«O nos mataba el covid o el hambre»: la diáspora venezolana ya no puede mirar atrás

• Cerca de 5,4 millones de venezolanos han abandonado el país. Ya sea en un duro viaje a través de la frontera o en el asiento de un avión, muchos creen que nunca volverán

EV COLOMBIA |  EL CONFIDENCIAL

Ella, llamémosle Blanca, está hablando por un teléfono que no es suyo. No tiene uno propio. Sólo tiene cuatro hijos, el corazón en pedazos y una voz que se rompe en cada palabra. Y, por supuesto, fuerzas para luchar para que sus pequeños nunca más tengan que comer lo que otros han desechado.

Human Rights Watch, en su informe mundial de 2021, ha cuestionado severamente la gestión pandémica en Venezuela, exhibiendo que la falta de transparencia gubernamental, pruebas PCR insuficientes, y la persecución de periodistas y de sanitarios que informan sobre la realidad, muestran cifras muy poco confiables sobre contagios y muertes.

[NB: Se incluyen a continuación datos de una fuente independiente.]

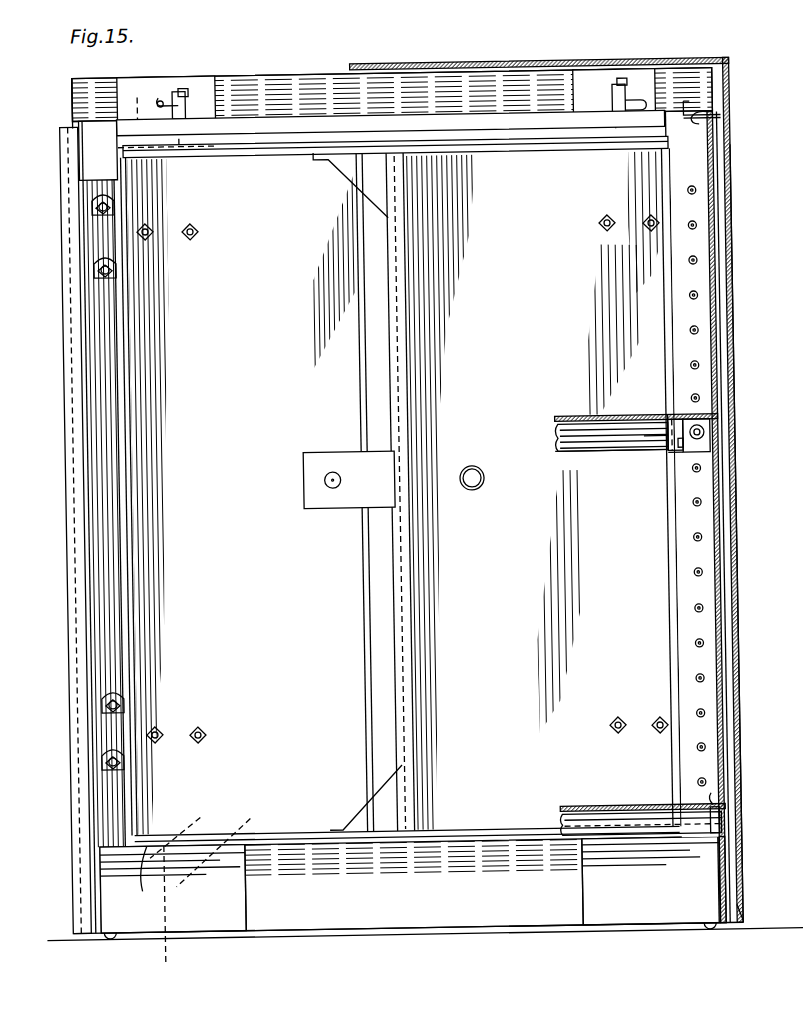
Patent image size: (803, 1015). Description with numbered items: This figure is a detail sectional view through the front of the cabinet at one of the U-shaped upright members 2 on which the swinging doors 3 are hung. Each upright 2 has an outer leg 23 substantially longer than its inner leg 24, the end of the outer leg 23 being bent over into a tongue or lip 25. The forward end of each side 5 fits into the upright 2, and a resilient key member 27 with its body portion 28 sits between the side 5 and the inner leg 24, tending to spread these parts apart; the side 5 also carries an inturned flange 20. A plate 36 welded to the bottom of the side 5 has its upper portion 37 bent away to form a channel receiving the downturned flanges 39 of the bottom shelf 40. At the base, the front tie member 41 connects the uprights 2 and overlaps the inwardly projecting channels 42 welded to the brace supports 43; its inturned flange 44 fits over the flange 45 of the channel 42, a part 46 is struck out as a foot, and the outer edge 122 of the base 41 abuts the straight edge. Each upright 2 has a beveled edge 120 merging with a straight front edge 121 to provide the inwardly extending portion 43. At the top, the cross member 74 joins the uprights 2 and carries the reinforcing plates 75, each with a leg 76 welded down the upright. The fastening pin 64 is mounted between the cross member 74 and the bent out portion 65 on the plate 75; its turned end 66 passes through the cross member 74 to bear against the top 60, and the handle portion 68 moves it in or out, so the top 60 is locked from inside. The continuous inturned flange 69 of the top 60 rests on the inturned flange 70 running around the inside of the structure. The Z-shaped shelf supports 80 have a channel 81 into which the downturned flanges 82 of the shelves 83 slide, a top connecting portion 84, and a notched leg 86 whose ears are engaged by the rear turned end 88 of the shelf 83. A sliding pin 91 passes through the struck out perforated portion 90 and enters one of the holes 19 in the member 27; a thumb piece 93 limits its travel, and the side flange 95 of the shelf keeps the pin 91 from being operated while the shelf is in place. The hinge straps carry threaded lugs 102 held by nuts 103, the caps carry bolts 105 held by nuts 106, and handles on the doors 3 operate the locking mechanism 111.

Blanca salió en noviembre de su Venezuela natal, cuando la pandemia ya estaba descontrolada en todo el mundo. El pastor de la iglesia de su pueblo le regaló 15 dólares para que ella y sus hijos llegaran hasta la frontera con Colombia —donde se estima que viven cerca de dos millones de venezolanos, el 90% de ellos trabajando en la economía informal y más de la mitad en situación migratoria irregular— y así lo hicieron. Sin embargo, al llegar al límite con el país vecino se vieron forzados a pasar tres noches cubriéndose con un manto de estrellas y cuatro días compartiendo cada bocado con el mayor desgano. Literalmente, durmieron en la calle y comieron de la basura. Ya no les quedaba absolutamente nada.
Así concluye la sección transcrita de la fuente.